ADHD affects one to two children out of every 100 and it is more common in boys than girls. ADHD can sometimes run in families. Symptoms usually become more apparent between the ages of three and seven years old, but it can be difficult to tell the difference between ADHD and normal childhood behaviour. Some children with ADHD are hyperactive, while others sit quietly, with their attention miles away. Children are affected in a variety of ways and to very different degrees. ADHD can cause difficulties at school, or home - but it is treatable.
What to do
If you are worried that your child might have ADHD then you should talk to your school nurse or your GP. If your GP thinks that your child may have ADHD you should also be offered an appointment with a specialist in ADHD. Your child should only be formally diagnosed with ADHD by a specialist.

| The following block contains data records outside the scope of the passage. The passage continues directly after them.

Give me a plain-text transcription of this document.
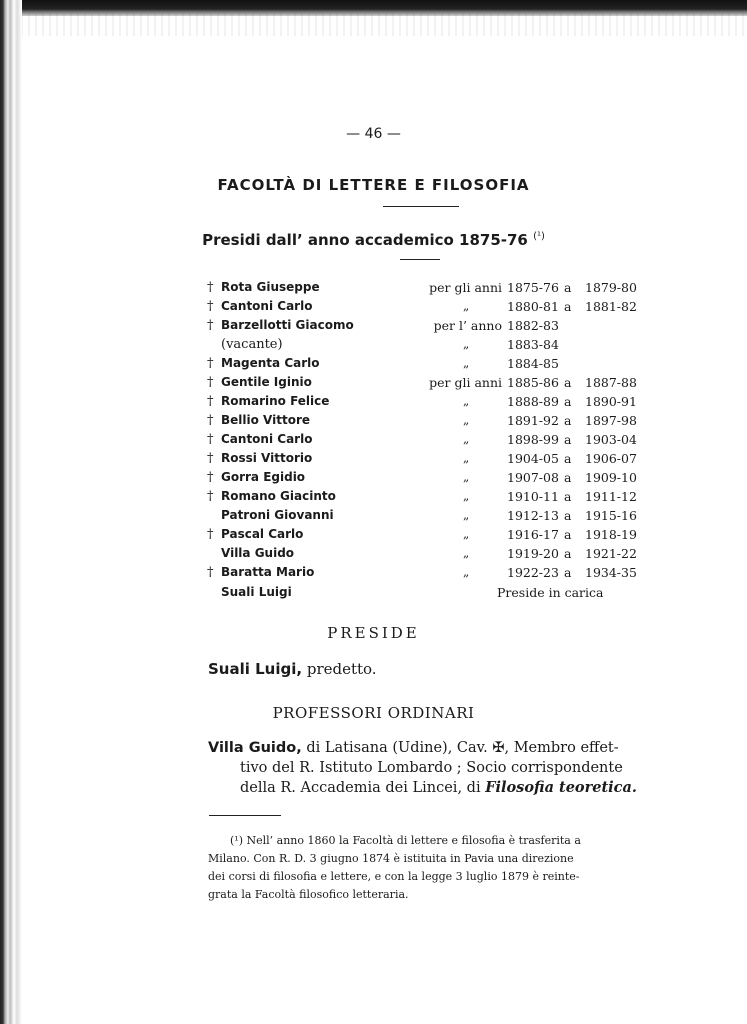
— 46 —
FACOLTÀ DI LETTERE E FILOSOFIA
Presidi dall’ anno accademico 1875-76 $^{(^1)}$
† Rota Giuseppe	per gli anni 1875-76 a 1879-80
† Cantoni Carlo	„	1880-81 a 1881-82
† Barzellotti Giacomo	per l’ anno 1882-83
(vacante)	„	1883-84
† Magenta Carlo	„	1884-85
† Gentile Iginio	per gli anni 1885-86 a 1887-88
† Romarino Felice	„	1888-89 a 1890-91
† Bellio Vittore	„	1891-92 a 1897-98
† Cantoni Carlo	„	1898-99 a 1903-04
† Rossi Vittorio	„	1904-05 a 1906-07
† Gorra Egidio	„	1907-08 a 1909-10
† Romano Giacinto	„	1910-11 a 1911-12
Patroni Giovanni	„	1912-13 a 1915-16
† Pascal Carlo	„	1916-17 a 1918-19
Villa Guido	„	1919-20 a 1921-22
† Baratta Mario	„	1922-23 a 1934-35
Suali Luigi	Preside in carica
PRESIDE
Suali Luigi, predetto.
PROFESSORI ORDINARI
Villa Guido, di Latisana (Udine), Cav. ✠, Membro effet-
tivo del R. Istituto Lombardo ; Socio corrispondente
della R. Accademia dei Lincei, di Filosofia teoretica.
(¹) Nell’ anno 1860 la Facoltà di lettere e filosofia è trasferita a
Milano. Con R. D. 3 giugno 1874 è istituita in Pavia una direzione
dei corsi di filosofia e lettere, e con la legge 3 luglio 1879 è reinte-
grata la Facoltà filosofico letteraria.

A specialist will talk to you and your child about their difficulties to find out the best way to help. They will want to know about your child's physical health and if they have any other conditions. They will also ask about your child's home and school life, and you may be asked about your own emotional or mental health. With your permission, your specialist should contact your child's school and work out whether they need extra support. A special educational needs coordinator (SENCO) at your school may talk to your child and help with their behaviour.
If your child is diagnosed with ADHD this doesn’t mean they cannot live a rewarding, happy and positive life. If your child does not have ADHD there may be other strategies and support available to help with their behaviour. You may be offered a place on a course to help parents with their child's behaviour.